Menggeser Fokus: Dari Teknis ke Karakter Kepemimpinan Strategis
Jenderal Maruli menekankan pergeseran paradigma penting dalam pendidikan militer. Kualifikasi teknis-operasional, meski vital, tidak lagi cukup. Kompetensi inti seorang pemimpin masa kini mencakup kemampuan untuk membaca peta geopolitik yang dinamis dan mengantisipasi ancaman multidimensi. Fokus Seskoad diperkuat pada pengembangan karakter profesional yang berdaya saing, dengan tiga pilar utama yang harus dikuasai setiap lulusan:
- Pola Pikir Visioner: Kemampuan melihat di luar urusan rutin harian, merancang skenario masa depan, dan menginspirasi bawahan untuk bergerak ke arah tujuan tersebut.

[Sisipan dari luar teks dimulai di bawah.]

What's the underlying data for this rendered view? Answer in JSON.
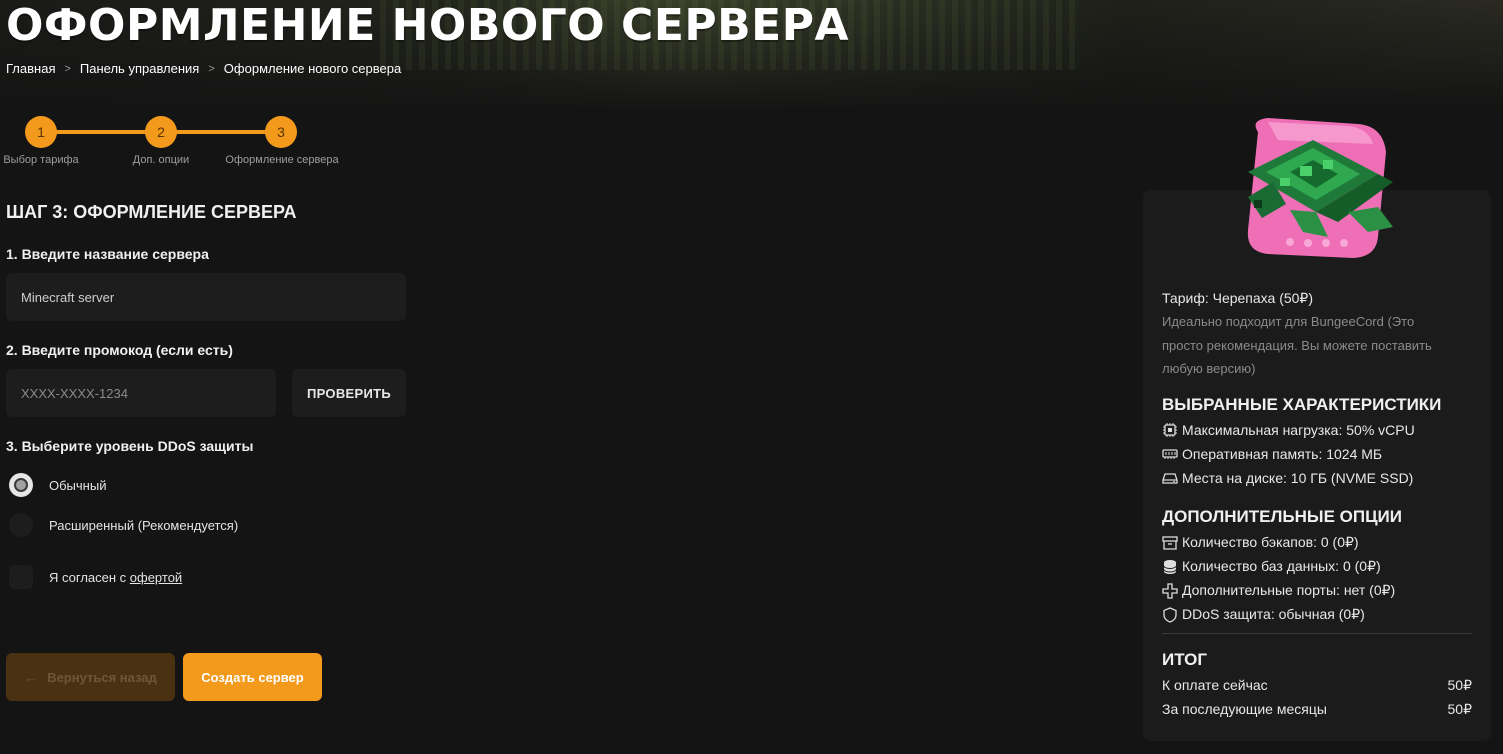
{
  "header": {
    "title": "ОФОРМЛЕНИЕ НОВОГО СЕРВЕРА",
    "breadcrumb": [
      "Главная",
      "Панель управления",
      "Оформление нового сервера"
    ]
  },
  "stepper": {
    "steps": [
      {
        "number": "1",
        "label": "Выбор тарифа"
      },
      {
        "number": "2",
        "label": "Доп. опции"
      },
      {
        "number": "3",
        "label": "Оформление сервера"
      }
    ],
    "current_step": 3,
    "accent_color": "#f39a1c"
  },
  "form": {
    "heading": "ШАГ 3: ОФОРМЛЕНИЕ СЕРВЕРА",
    "name_label": "1. Введите название сервера",
    "name_value": "Minecraft server",
    "promo_label": "2. Введите промокод (если есть)",
    "promo_placeholder": "XXXX-XXXX-1234",
    "check_button": "ПРОВЕРИТЬ",
    "ddos_label": "3. Выберите уровень DDoS защиты",
    "ddos_options": [
      {
        "label": "Обычный",
        "selected": true
      },
      {
        "label": "Расширенный (Рекомендуется)",
        "selected": false
      }
    ],
    "agree_text": "Я согласен с ",
    "agree_link": "офертой",
    "agree_checked": false,
    "back_button": "Вернуться назад",
    "create_button": "Создать сервер"
  },
  "summary": {
    "tariff": "Тариф: Черепаха (50₽)",
    "note": "Идеально подходит для BungeeCord (Это просто рекомендация. Вы можете поставить любую версию)",
    "specs_title": "ВЫБРАННЫЕ ХАРАКТЕРИСТИКИ",
    "specs": [
      {
        "icon": "cpu-icon",
        "text": "Максимальная нагрузка: 50% vCPU"
      },
      {
        "icon": "memory-icon",
        "text": "Оперативная память: 1024 МБ"
      },
      {
        "icon": "disk-icon",
        "text": "Места на диске: 10 ГБ (NVME SSD)"
      }
    ],
    "options_title": "ДОПОЛНИТЕЛЬНЫЕ ОПЦИИ",
    "options": [
      {
        "icon": "archive-icon",
        "text": "Количество бэкапов: 0 (0₽)"
      },
      {
        "icon": "database-icon",
        "text": "Количество баз данных: 0 (0₽)"
      },
      {
        "icon": "plus-icon",
        "text": "Дополнительные порты: нет (0₽)"
      },
      {
        "icon": "shield-icon",
        "text": "DDoS защита: обычная (0₽)"
      }
    ],
    "total_title": "ИТОГ",
    "totals": [
      {
        "label": "К оплате сейчас",
        "value": "50₽"
      },
      {
        "label": "За последующие месяцы",
        "value": "50₽"
      }
    ]
  }
}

- Wawasan Strategis yang Kuat: Kapasitas untuk menganalisis lingkungan eksternal yang kompleks dan merumuskan langkah-langkah taktis yang selaras dengan tujuan organisasi jangka panjang.
- Integritas Moral yang Tinggi: Fondasi non-negosiasi yang membangun kredibilitas dan kepercayaan, menjadi penuntun dalam setiap pengambilan keputusan strategis.
Motor Penggerak Perubahan dan Budaya Pembelajaran Konstan
Para lulusan Seskoad tidak dirancang hanya untuk mempertahankan status quo. Mereka diharapkan menjadi agen perubahan positif di satuan masing-masing. Bekal ilmu dari institusi bergengsi ini harus diterjemahkan menjadi aksi nyata untuk mengatasi tantangan organisasi yang kompleks. Peran krusial mereka adalah membangun budaya yang responsif terhadap perubahan. Lebih dari sekadar pengetahuan, Jenderal Maruli menegaskan pentingnya menjaga budaya belajar sepanjang hayat (lifelong learning). Dalam dunia yang berubah cepat, kemampuan untuk terus beradaptasi dan meng-upgrade kompetensi adalah strategi bertahan hidup organisasi.
Pendekatan ini relevan di luar konteks militer. Dalam bisnis, pemimpin yang sukses adalah mereka yang dapat mengelola operasi harian sambil secara bersamaan memetakan disrupsi pasar dan peluang inovasi di masa depan. Ilmu dan pengalaman dari pendidikan tinggi harus menjadi fondasi untuk memberikan kontribusi maksimal, baik bagi tim, perusahaan, maupun stakeholder yang lebih luas. Prinsip integritas dan pembelajaran berkelanjutan adalah kunci untuk mempertahankan relevansi dan otoritas kepemimpinan.
Bagi profesional muda, pesan dari penutupan pendidikan Seskoad ini adalah peta jalan yang jelas untuk mengembangkan karir eksekutif. Kesuksesan tidak lagi ditentukan hanya oleh keahlian teknis yang sempit, tetapi oleh kemampuan untuk berpikir sistemik, berstrategi untuk jangka panjang, dan membangun karakter yang dipercaya. Tantangan di lingkungan kerja modern—baik persaingan bisnis, transformasi digital, atau krisis—menuntut respons yang adaptif dan berbasis prinsip.